(no subject)

Aug 30, 2009 19:31

"A Boy's Life" in the Atlantic discusses transgendered children. (It's nearly a year old, you may have already read it.) I had a personal interest in it, as Dr. Spack is my endocrinologist, and in my mind the man that gave me the "keys to the castle". But the article also brought something up to me, which is the shifting sands of the narrative about trans childhood development.



I want to knock one thing out of the park immediately: the disparaging way sexual reassignment is referred to in the article. I used to be guilty of this perspective myself, but I am well past it: phalloplasty or metiodioplasty is not a dire, pathetic outcome for any of us. It can be a satisfying, completing event for a man. And this is not to ignore the happy non-op individuals, too. It is true that most of us would rather have had the parts made at the factory, so to speak, but it doesn't mean that connecting to our natal sex at any cost of our conscious identity is worthwhile. I think the implicit suggestion is that with such brute simulacrum, infertility, or misuse, why wouldn't we do anything to identify with the ripe functioning fruit of our original sex? This constitutes a cissexual prejudice, in my opinion. It ignores the numbers (only 1% of studied transpeople regretted SRS enough to want to go back) and it ignores our voices.

My real subject, however, is the work of Dr. Ken Zucker, mentioned by the article, and one who is rather infamously of the current guard working on the DSM. Against Zucker, I would recommend this article by Curtis E. Hinkle. I saw another blog review of the Hinkle article which I believe misinterpreted Hinkle and his criticism, so I want to give my understanding.

Zucker considers transsexualism to be the worst out-come of childhood GID, where the better (or at least expected) outcome is homosexuality. I've been watching the last few years as more and more mud is hitting the water between the development of trans people and that of gay people. But Zucker has gone for an all out bait and switch where since homosexuality can't be treated (or at least not explicitly), GID must be treated to prevent transsexuality. (If it happens to cure some pre-homosexual boys of their homosexuality too, I guess that's gravy, though one currently holding no water.) This reflects an established prejudice where as transsexuals we are merely a sort of Super Homo, the ultimate inverts.

But it is mixing with another psychological tradition to explain gay and lesbian transpeople, that of the autogynephiliac: where a trans person transitions merely to "eat the other" and become their own erotic object. Other psychologists like Lawrence and Bailey are now carving us up into those who are homosexual and those who are non-homosexual based on the two traditions in the literature above detailed. Reading their papers is quite confusing as they never deign to renounce our natal sex, so that as a currently straight man I'm considered a female homosexual transsexual. Were I a lesbian MTF, I would be a male non-homosexual transsexual. Confused yet?

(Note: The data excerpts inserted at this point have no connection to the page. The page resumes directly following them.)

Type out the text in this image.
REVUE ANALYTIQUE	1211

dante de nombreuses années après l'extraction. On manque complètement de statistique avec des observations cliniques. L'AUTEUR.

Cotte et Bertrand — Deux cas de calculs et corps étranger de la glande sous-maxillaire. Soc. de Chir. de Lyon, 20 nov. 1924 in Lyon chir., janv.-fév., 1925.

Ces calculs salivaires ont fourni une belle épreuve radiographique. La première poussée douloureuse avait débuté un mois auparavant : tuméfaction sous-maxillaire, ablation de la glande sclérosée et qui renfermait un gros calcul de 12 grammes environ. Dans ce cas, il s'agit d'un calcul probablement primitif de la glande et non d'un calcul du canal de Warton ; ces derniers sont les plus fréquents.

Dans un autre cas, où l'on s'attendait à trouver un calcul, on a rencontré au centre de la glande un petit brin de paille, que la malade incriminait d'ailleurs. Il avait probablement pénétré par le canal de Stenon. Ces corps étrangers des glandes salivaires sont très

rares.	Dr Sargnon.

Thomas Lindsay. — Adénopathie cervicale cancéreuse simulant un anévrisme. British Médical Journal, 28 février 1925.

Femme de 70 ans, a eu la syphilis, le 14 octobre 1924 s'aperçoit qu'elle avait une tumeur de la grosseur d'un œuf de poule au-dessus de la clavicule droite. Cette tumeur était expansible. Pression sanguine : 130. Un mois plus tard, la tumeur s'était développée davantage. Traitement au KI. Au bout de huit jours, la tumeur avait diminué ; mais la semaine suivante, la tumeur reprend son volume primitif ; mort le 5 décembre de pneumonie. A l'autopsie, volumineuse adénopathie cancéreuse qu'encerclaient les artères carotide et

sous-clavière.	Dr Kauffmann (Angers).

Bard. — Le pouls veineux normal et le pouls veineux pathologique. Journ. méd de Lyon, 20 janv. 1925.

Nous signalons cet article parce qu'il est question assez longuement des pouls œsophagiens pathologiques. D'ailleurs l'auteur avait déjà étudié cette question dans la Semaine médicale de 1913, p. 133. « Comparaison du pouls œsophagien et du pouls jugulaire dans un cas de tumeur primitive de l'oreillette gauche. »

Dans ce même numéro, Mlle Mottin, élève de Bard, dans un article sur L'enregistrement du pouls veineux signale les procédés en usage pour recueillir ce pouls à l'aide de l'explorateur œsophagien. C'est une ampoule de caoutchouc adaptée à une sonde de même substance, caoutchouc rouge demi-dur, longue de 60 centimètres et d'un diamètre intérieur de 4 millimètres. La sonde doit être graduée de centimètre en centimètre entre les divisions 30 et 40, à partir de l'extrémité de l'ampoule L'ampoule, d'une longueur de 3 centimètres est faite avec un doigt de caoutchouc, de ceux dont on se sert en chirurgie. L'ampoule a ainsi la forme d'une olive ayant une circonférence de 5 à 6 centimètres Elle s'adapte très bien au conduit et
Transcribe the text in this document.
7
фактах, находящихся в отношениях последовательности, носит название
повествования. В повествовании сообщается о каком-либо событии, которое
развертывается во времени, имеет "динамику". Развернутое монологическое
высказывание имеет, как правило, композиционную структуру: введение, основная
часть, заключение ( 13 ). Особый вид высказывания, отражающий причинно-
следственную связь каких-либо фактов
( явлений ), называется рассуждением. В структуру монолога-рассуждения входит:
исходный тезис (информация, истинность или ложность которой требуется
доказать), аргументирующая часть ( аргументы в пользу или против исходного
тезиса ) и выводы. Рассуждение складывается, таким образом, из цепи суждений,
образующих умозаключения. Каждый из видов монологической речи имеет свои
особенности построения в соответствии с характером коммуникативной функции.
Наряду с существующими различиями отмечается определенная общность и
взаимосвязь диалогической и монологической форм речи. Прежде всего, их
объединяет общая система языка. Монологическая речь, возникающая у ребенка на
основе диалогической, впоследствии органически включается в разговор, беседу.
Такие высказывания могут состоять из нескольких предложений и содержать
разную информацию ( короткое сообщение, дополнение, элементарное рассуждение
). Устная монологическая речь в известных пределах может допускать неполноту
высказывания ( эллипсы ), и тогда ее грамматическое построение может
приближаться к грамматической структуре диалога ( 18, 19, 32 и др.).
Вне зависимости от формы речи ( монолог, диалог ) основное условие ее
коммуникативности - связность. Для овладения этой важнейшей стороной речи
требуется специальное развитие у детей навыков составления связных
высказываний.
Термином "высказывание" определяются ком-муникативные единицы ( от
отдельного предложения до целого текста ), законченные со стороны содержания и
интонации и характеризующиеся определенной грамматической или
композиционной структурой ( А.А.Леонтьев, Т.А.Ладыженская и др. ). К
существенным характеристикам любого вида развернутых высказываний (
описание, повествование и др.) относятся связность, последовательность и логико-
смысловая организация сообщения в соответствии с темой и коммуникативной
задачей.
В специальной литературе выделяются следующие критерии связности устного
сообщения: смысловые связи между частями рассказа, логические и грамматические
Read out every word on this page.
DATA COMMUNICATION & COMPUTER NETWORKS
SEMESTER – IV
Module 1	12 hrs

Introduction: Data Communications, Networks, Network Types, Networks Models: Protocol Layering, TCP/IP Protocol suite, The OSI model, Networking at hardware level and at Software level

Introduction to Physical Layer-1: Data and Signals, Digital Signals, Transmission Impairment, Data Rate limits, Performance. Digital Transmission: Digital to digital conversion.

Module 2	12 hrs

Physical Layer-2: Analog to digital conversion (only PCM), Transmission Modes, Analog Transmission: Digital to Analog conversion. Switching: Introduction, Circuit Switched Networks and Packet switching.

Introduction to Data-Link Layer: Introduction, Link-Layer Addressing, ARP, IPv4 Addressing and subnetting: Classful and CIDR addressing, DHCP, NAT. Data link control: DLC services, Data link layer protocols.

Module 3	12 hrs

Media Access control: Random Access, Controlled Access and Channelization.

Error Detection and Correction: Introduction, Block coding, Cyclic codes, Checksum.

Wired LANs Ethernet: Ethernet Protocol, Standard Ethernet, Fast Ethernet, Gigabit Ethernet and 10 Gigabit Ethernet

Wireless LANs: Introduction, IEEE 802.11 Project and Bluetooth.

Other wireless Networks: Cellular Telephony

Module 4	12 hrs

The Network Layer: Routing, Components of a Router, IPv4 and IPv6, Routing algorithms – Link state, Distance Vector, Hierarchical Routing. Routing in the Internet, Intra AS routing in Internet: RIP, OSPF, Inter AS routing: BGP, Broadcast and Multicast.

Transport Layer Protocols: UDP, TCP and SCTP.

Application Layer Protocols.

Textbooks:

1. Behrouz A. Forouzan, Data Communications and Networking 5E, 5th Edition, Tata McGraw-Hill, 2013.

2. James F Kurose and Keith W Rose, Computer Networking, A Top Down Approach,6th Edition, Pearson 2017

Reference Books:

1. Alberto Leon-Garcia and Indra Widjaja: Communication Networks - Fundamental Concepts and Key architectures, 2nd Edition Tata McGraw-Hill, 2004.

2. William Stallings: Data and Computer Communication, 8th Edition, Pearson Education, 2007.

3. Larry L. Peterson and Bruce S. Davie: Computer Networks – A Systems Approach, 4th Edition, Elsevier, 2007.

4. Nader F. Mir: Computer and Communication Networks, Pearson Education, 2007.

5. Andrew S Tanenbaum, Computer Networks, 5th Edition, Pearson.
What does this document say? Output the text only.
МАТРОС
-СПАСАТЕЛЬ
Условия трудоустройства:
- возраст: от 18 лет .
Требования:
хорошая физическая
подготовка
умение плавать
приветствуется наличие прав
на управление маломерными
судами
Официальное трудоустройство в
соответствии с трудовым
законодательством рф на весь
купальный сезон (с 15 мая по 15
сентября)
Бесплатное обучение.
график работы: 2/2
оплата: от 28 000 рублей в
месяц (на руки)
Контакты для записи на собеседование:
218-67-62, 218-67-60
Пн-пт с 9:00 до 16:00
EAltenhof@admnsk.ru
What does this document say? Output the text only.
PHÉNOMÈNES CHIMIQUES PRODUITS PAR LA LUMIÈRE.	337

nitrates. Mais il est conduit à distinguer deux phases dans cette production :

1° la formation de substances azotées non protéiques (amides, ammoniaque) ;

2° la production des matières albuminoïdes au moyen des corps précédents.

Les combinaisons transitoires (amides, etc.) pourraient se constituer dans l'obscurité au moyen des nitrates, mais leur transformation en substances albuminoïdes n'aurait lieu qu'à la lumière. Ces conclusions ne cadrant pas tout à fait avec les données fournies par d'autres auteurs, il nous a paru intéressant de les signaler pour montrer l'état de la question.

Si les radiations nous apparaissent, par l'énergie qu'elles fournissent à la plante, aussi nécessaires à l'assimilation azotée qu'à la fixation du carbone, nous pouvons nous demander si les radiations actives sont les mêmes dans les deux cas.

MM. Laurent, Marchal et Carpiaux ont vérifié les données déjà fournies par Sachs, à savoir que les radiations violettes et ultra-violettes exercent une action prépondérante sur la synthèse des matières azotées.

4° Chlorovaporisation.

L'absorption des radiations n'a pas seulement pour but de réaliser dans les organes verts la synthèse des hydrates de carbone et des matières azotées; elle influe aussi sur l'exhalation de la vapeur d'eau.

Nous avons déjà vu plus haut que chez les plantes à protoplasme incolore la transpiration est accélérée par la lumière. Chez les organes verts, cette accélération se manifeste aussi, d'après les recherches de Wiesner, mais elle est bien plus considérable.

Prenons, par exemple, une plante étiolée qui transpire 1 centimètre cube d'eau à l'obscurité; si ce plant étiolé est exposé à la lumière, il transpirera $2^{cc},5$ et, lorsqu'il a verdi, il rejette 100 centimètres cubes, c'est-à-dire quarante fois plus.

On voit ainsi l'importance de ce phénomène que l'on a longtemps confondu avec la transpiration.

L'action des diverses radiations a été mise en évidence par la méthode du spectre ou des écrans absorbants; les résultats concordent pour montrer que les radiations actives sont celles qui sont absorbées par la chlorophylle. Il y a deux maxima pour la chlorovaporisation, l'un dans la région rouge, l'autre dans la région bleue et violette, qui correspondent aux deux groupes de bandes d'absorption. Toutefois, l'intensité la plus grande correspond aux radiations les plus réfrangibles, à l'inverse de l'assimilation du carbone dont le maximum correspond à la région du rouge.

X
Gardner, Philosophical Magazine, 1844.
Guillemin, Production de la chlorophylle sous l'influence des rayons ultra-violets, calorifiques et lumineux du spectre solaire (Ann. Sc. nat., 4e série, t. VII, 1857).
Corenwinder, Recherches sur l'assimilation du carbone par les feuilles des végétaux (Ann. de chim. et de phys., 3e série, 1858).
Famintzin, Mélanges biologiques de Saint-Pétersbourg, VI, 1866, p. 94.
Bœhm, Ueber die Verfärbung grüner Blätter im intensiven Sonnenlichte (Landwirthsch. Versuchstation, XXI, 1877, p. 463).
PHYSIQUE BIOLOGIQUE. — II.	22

The question is this: do transsexuals and homosexuals suffer the same pre-sexual gender identity disorder? In other words, do we share a common psychological origin? Hinkle was interpreted in the blog review as having denied that trans people have cross-gendered behaviors and beliefs as children totally, but I argue that's a simplification. I think he might be going too far to say "most" trans people "suffer in silence" (he means they don't recognize or express their dysphoria as gender-based) but his point is sound. One thing which many reparative therapists neglect to mention is that while most children with GID grow up to be homosexual, not all homosexuals had GID. More importantly, not all transsexuals have recognizable GID. So it would be oversimplifying to say that GID accounts for both homosexuality and transsexuality, as it is a sufficient pre-condition, but not necessary. This is not to deny the overlap, either, as some transpeople live as homosexuals before they transition (myself included).

The truth is that human sexuality is still the Wild West of science. Where empirical sexology lies on the matter is obscured by the psychoanalytic tradition, and the commerce between the two is not strong. We have hints and leads as to possible psychological, cultural, and biological origins of sexualities and to the sexes themselves. But we don't have anything approaching a coherent, sound, empirically justified, well-reasoned science, especially one which gives us a clear picture of "treating" identities in childhood before they are formed. Zucker believes homosexuals and transsexuals simply mis-identify in childhood for psychological reasons, with a psychological solution. This may be a possible origin of homosexuals or transsexuals. But we need to pursue more sophisticated maps of sexual development, in all its dimensions, before we accept a common descent with homosexuality.